Stanford has written for The Sunday Times, The Guardian, The Observer and The Independent on Sunday, and has written a monthly column in The Tablet since 2003. He is a feature writer on the Daily Telegraph.

==Books==
Since leaving the Catholic Herald, Stanford has written several biographies, travelogues and books on religion.

As well as his biography of Lord Longford, the subjects of his other biographies include the poet laureate C. Day-Lewis (2007), 1950s supermodel, peeress, and Catholic convert Bronwen Astor (2000), Cardinal Basil Hume, leader of the Catholic Church in England (1993) and Martin Luther (2017).

The Extra Mile (2010) is an account of his journey around Britain’s ancient holy shrines. How To Read a Graveyard (2013) is a tour of historic cemeteries in Britain and Continental Europe. The Devil: A Biography (1996), 50 Religious Ideas You Really Need To Know (2010) and Judas: The Troubling History of the Renegade Apostle (2015) were all translated into five languages. A collection of newspaper interviews he had done over three decades was published in 2018 as What We Talk About When We Talk About Faith.

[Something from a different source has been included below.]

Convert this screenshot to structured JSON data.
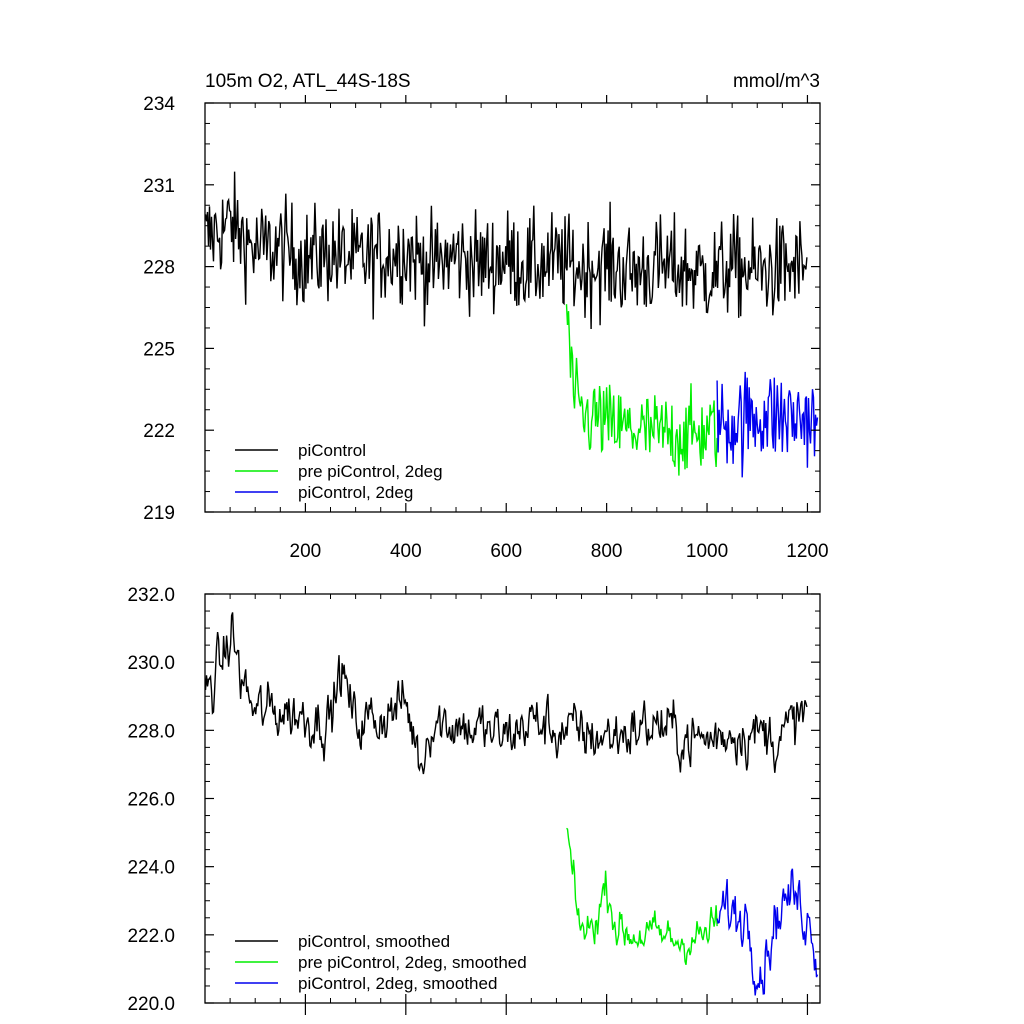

In 2019, he published a “visible and invisible” history of Angels, and followed it in 2021 with If These Stones Could Talk, a history of Christianity in Britain and Ireland, which he tells through the story of 20 churches, one per century.

Gaudí: God's Architect (2026) is a biography of Antoni Gaudí that explores the complex connections between his religious faith and his famous buildings.

==Affiliations==
Stanford, whose mother had multiple sclerosis, was chair of Aspire, Britain’s national charity for people with spinal cord injury, from 1991 until 2001 and again from 2005 until 2012.

In 2002, he joined with family and admirers of Lord Longford to establish the Frank Longford Charitable Trust, better known as The Longford Trust, which aims to continue the peer’s commitment to prison reform via an annual lecture, and annual prize as well as awarding scholarships for young former prisoners to go to university. He is also a patron of the CandoCo Dance Company.

Stanford also followed Lord Longford into the campaign for Moors Murderer Myra Hindley to be paroled from her life sentence, supporting the claims of those who argued that Hindley should be released from prison as she had rehabilitated and was no longer a threat to society. Hindley died in November 2002, after serving 36 years of her life sentence, as her original 25-year minimum term had been increased by a succession of Home Secretaries to 30 years and finally to a whole life tariff, and three appeals against this ruling in the High Court were rejected.

Stanford was a regular visitor to Hindley in prison during the final few years of her life, and agreed with the reports by prison and parole board officials who stated that Hindley was a reformed character who no longer posed a threat to society, and on this basis had qualified for parole.